Generated 3 test cases.


### Explanation:

- TestsetGenerator: Uses AzureChatOpenAI for generating and critiquing test cases, with AzureOpenAIEmbeddings for document embeddings.
- Test Data Generation: Creates test cases with a mix of random samples
- Evaluation Dataset: For each test case, retrieves relevant documents, generates an answer using the RAG chain, and collects the question, answer, contexts, and ground truth.
- Output: Stores the data in a dictionary format suitable for RAGAS evaluation.

## RAG Evaluation with RAGAS
This section evaluates the RAG system using RAGAS metrics: faithfulness, answer relevancy, context precision, and context recall.

In [13]:
from ragas import evaluate
from ragas.metrics import faithfulness, answer_relevancy, context_precision, context_recall
from datasets import Dataset
from ragas.llms import LangchainLLMWrapper
from ragas.embeddings import LangchainEmbeddingsWrapper

# Convert evaluation data to Hugging Face Dataset
eval_dataset = Dataset.from_dict(eval_data)

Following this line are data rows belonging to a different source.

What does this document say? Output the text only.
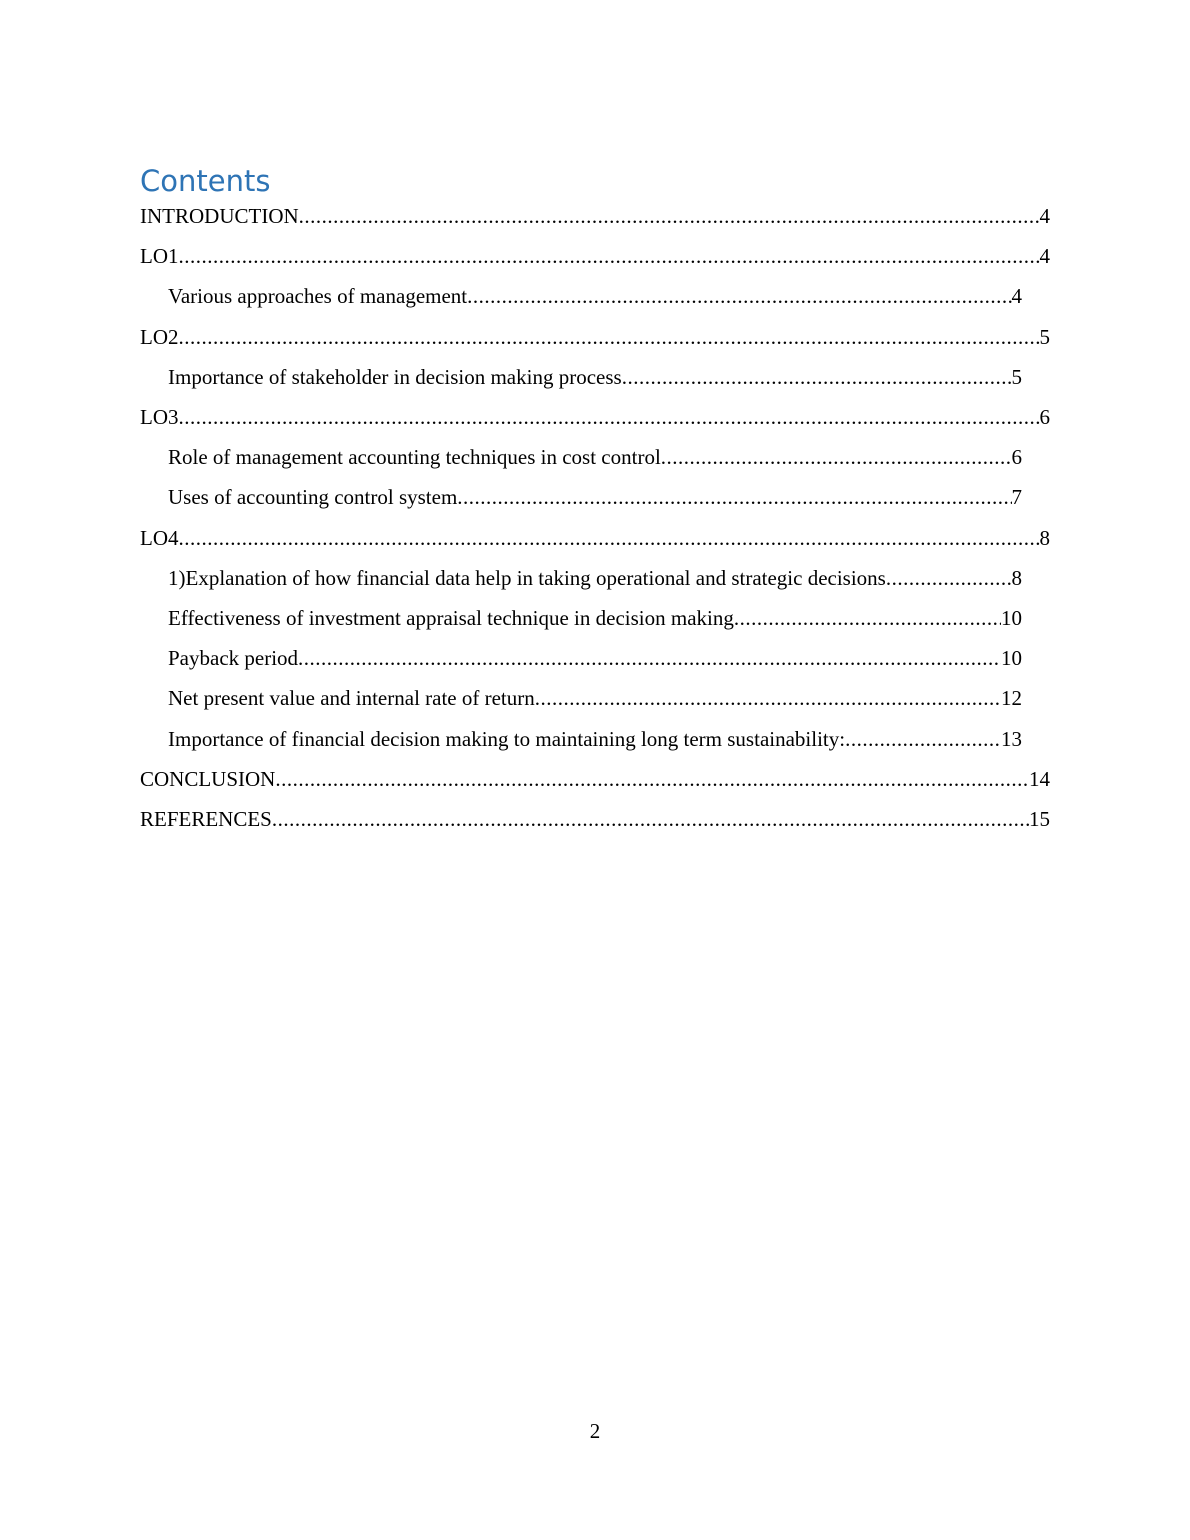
Contents
INTRODUCTION .....	4
LO1 .....	4
Various approaches of management .....	4
LO2 .....	5
Importance of stakeholder in decision making process .....	5
LO3 .....	6
Role of management accounting techniques in cost control .....	6
Uses of accounting control system .....	7
LO4 .....	8
1)Explanation of how financial data help in taking operational and strategic decisions .....	8
Effectiveness of investment appraisal technique in decision making .....	10
Payback period .....	10
Net present value and internal rate of return .....	12
Importance of financial decision making to maintaining long term sustainability: .....	13
CONCLUSION .....	14
REFERENCES .....	15
2
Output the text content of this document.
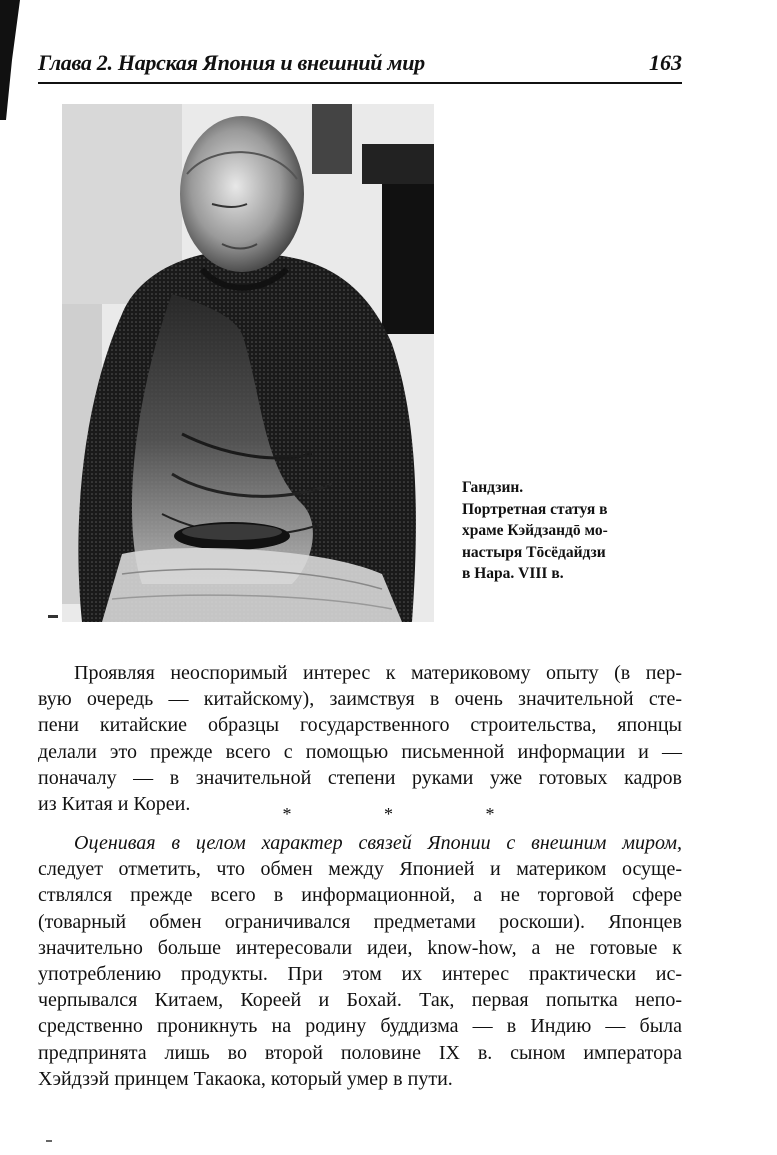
Глава 2. Нарская Япония и внешний мир	163
Гандзин.
Портретная статуя в
храме Кэйдзандō мо-
настыря Тōсёдайдзи
в Нара. VIII в.
Проявляя неоспоримый интерес к материковому опыту (в пер-
вую очередь — китайскому), заимствуя в очень значительной сте-
пени китайские образцы государственного строительства, японцы
делали это прежде всего с помощью письменной информации и —
поначалу — в значительной степени руками уже готовых кадров
из Китая и Кореи.	* * *
Оценивая в целом характер связей Японии с внешним миром,
следует отметить, что обмен между Японией и материком осуще-
ствлялся прежде всего в информационной, а не торговой сфере
(товарный обмен ограничивался предметами роскоши). Японцев
значительно больше интересовали идеи, know-how, а не готовые к
употреблению продукты. При этом их интерес практически ис-
черпывался Китаем, Кореей и Бохай. Так, первая попытка непо-
средственно проникнуть на родину буддизма — в Индию — была
предпринята лишь во второй половине IX в. сыном императора
Хэйдзэй принцем Такаока, который умер в пути.
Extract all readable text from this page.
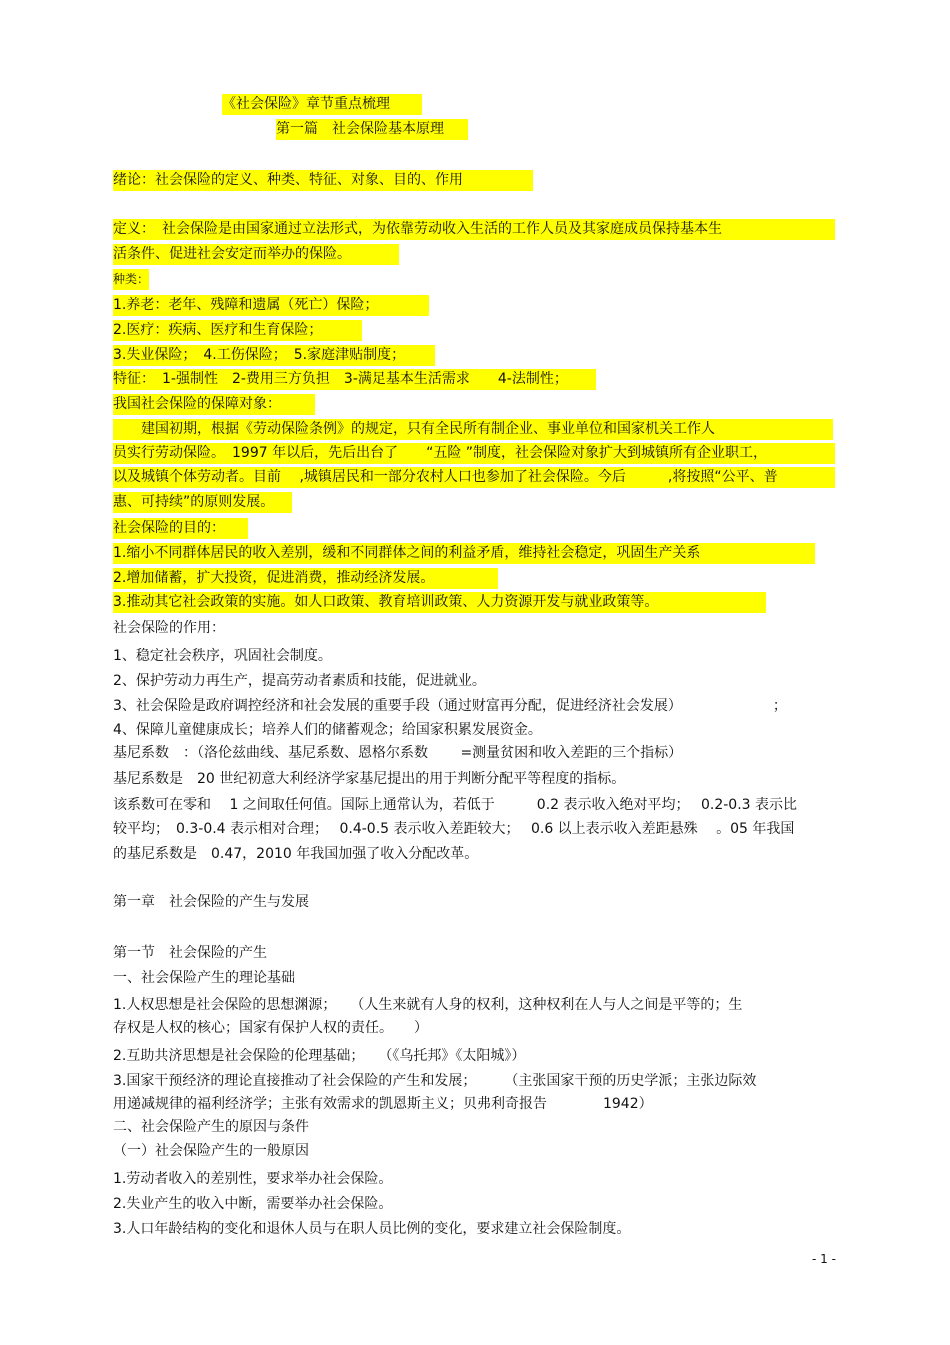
《社会保险》章节重点梳理
第一篇　社会保险基本原理
绪论：社会保险的定义、种类、特征、对象、目的、作用
定义：　社会保险是由国家通过立法形式，为依靠劳动收入生活的工作人员及其家庭成员保持基本生
活条件、促进社会安定而举办的保险。
种类：
1.养老：老年、残障和遗属（死亡）保险；
2.医疗：疾病、医疗和生育保险；
3.失业保险；　4.工伤保险；　5.家庭津贴制度；
特征：　1-强制性　2-费用三方负担　3-满足基本生活需求　　4-法制性；
我国社会保险的保障对象：
　　建国初期，根据《劳动保险条例》的规定，只有全民所有制企业、事业单位和国家机关工作人
员实行劳动保险。　1997 年以后，先后出台了　　“五险 ”制度，社会保险对象扩大到城镇所有企业职工，
以及城镇个体劳动者。目前　 ,城镇居民和一部分农村人口也参加了社会保险。今后　　　,将按照“公平、普
惠、可持续”的原则发展。
社会保险的目的：
1.缩小不同群体居民的收入差别，缓和不同群体之间的利益矛盾，维持社会稳定，巩固生产关系
2.增加储蓄，扩大投资，促进消费，推动经济发展。
3.推动其它社会政策的实施。如人口政策、教育培训政策、人力资源开发与就业政策等。
社会保险的作用：
1、稳定社会秩序，巩固社会制度。
2、保护劳动力再生产，提高劳动者素质和技能，促进就业。
3、社会保险是政府调控经济和社会发展的重要手段（通过财富再分配，促进经济社会发展）　　　　　　　；
4、保障儿童健康成长；培养人们的储蓄观念；给国家积累发展资金。
基尼系数　：（洛伦兹曲线、基尼系数、恩格尔系数　　 =测量贫困和收入差距的三个指标）
基尼系数是　20 世纪初意大利经济学家基尼提出的用于判断分配平等程度的指标。
该系数可在零和　 1 之间取任何值。国际上通常认为，若低于　　　0.2 表示收入绝对平均；　 0.2-0.3 表示比
较平均；　0.3-0.4 表示相对合理；　 0.4-0.5 表示收入差距较大；　 0.6 以上表示收入差距悬殊　 。05 年我国
的基尼系数是　0.47，2010 年我国加强了收入分配改革。
第一章　社会保险的产生与发展
第一节　社会保险的产生
一、社会保险产生的理论基础
1.人权思想是社会保险的思想渊源；　　（人生来就有人身的权利，这种权利在人与人之间是平等的；生
存权是人权的核心；国家有保护人权的责任。　　）
2.互助共济思想是社会保险的伦理基础；　　（《乌托邦》《太阳城》）
3.国家干预经济的理论直接推动了社会保险的产生和发展；　　　（主张国家干预的历史学派；主张边际效
用递减规律的福利经济学；主张有效需求的凯恩斯主义；贝弗利奇报告　　　　1942）
二、社会保险产生的原因与条件
（一）社会保险产生的一般原因
1.劳动者收入的差别性，要求举办社会保险。
2.失业产生的收入中断，需要举办社会保险。
3.人口年龄结构的变化和退休人员与在职人员比例的变化，要求建立社会保险制度。
- 1 -
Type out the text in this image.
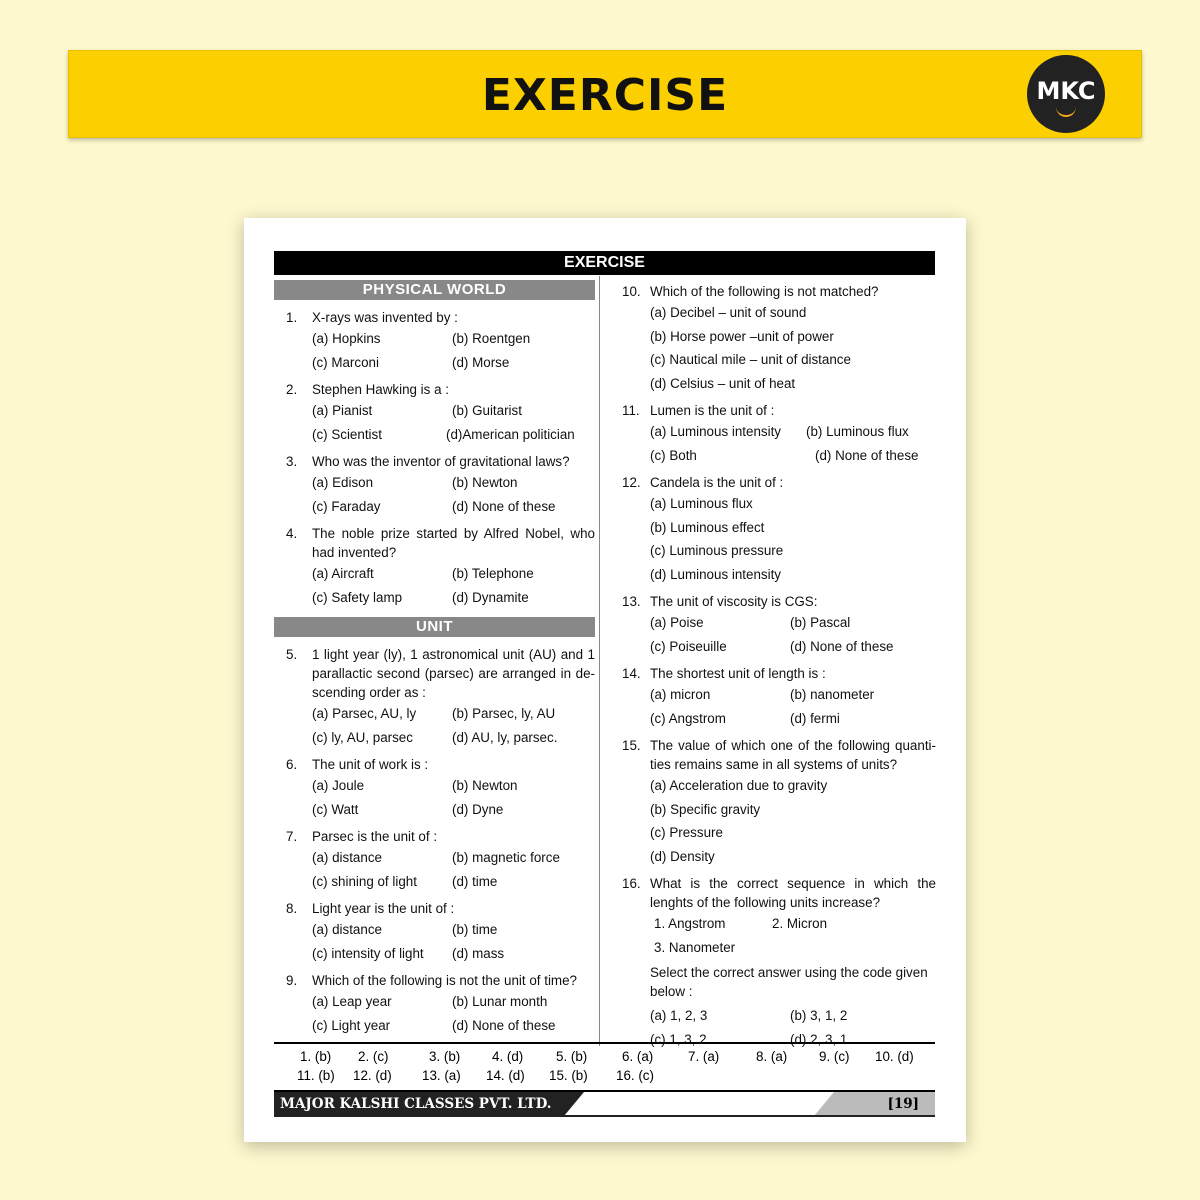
EXERCISE	MKC
EXERCISE
PHYSICAL WORLD
1. X-rays was invented by :
(a) Hopkins	(b) Roentgen
(c) Marconi	(d) Morse
2. Stephen Hawking is a :
(a) Pianist	(b) Guitarist
(c) Scientist	(d)American politician
3. Who was the inventor of gravitational laws?
(a) Edison	(b) Newton
(c) Faraday	(d) None of these
4. The noble prize started by Alfred Nobel, who had invented?
(a) Aircraft	(b) Telephone
(c) Safety lamp	(d) Dynamite
UNIT
5. 1 light year (ly), 1 astronomical unit (AU) and 1 parallactic second (parsec) are arranged in de-scending order as :
(a) Parsec, AU, ly	(b) Parsec, ly, AU
(c) ly, AU, parsec	(d) AU, ly, parsec.
6. The unit of work is :
(a) Joule	(b) Newton
(c) Watt	(d) Dyne
7. Parsec is the unit of :
(a) distance	(b) magnetic force
(c) shining of light	(d) time
8. Light year is the unit of :
(a) distance	(b) time
(c) intensity of light	(d) mass
9. Which of the following is not the unit of time?
(a) Leap year	(b) Lunar month
(c) Light year	(d) None of these
10. Which of the following is not matched?
(a) Decibel – unit of sound
(b) Horse power –unit of power
(c) Nautical mile – unit of distance
(d) Celsius – unit of heat
11. Lumen is the unit of :
(a) Luminous intensity	(b) Luminous flux
(c) Both	(d) None of these
12. Candela is the unit of :
(a) Luminous flux
(b) Luminous effect
(c) Luminous pressure
(d) Luminous intensity
13. The unit of viscosity is CGS:
(a) Poise	(b) Pascal
(c) Poiseuille	(d) None of these
14. The shortest unit of length is :
(a) micron	(b) nanometer
(c) Angstrom	(d) fermi
15. The value of which one of the following quanti-ties remains same in all systems of units?
(a) Acceleration due to gravity
(b) Specific gravity
(c) Pressure
(d) Density
16. What is the correct sequence in which the lenghts of the following units increase?
1. Angstrom	2. Micron
3. Nanometer
Select the correct answer using the code given below :
(a) 1, 2, 3	(b) 3, 1, 2
(c) 1, 3, 2	(d) 2, 3, 1
1. (b) 2. (c)	3. (b) 4. (d) 5. (b)	6. (a)	7. (a)	8. (a) 9. (c) 10. (d)
11. (b) 12. (d) 13. (a) 14. (d) 15. (b) 16. (c)
MAJOR KALSHI CLASSES PVT. LTD.	[19]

# Wrap AzureChatOpenAI for RAGAS compatibility
evaluator_llm = LangchainLLMWrapper(llm)
evaluator_embeddings = LangchainEmbeddingsWrapper(embeddings)

# Run evaluation
results = evaluate(
    dataset=eval_dataset,
    metrics=[
        faithfulness,       # Checks if the answer is grounded in the context
        answer_relevancy,   # Checks if the answer addresses the question
        context_precision,  # Checks if retrieved context is relevant
        context_recall      # Checks if all necessary information is retrieved
    ],
    llm=evaluator_llm,
    embeddings=evaluator_embeddings,
    show_progress=True
)

# Print evaluation results
print("RAGAS Evaluation Results:")
print(results)

  evaluator_embeddings = LangchainEmbeddingsWrapper(embeddings)
Evaluating:   0%|          | 0/12 [00:00<?, ?it/s]Exception raised in Job[5]: IndexError(list index out of range)
Exception raised in Job[1]: IndexError(list index out of range)
Exception raised in Job[9]: IndexError(list index out of range)
Evaluating: 100%|██████████| 12/12 [00:41<00:00,  3.47s/it]


RAGAS Evaluation Results:
{'faithfulness': 1.0000, 'answer_relevancy': nan, 'context_precision': 0.9347, 'context_recall': 1.0000}


### Explanation:

- Dataset Conversion: Converts the evaluation data into a Hugging Face Dataset for RAGAS.
- LLM Wrapper: Wraps AzureChatOpenAI with LangchainLLMWrapper for compatibility with RAGAS.
- Metrics: Evaluates the RAG system on:
    - Faithfulness: Ensures answers are factually consistent with the context.
    - Answer Relevancy: Measures how well answers address the query.
    - Context Precision: Assesses the relevance of retrieved documents.
    - Context Recall: Checks if all necessary information is retrieved (uses ground truth).
- Results: Outputs scores (0 to 1) for each metric, where higher is better.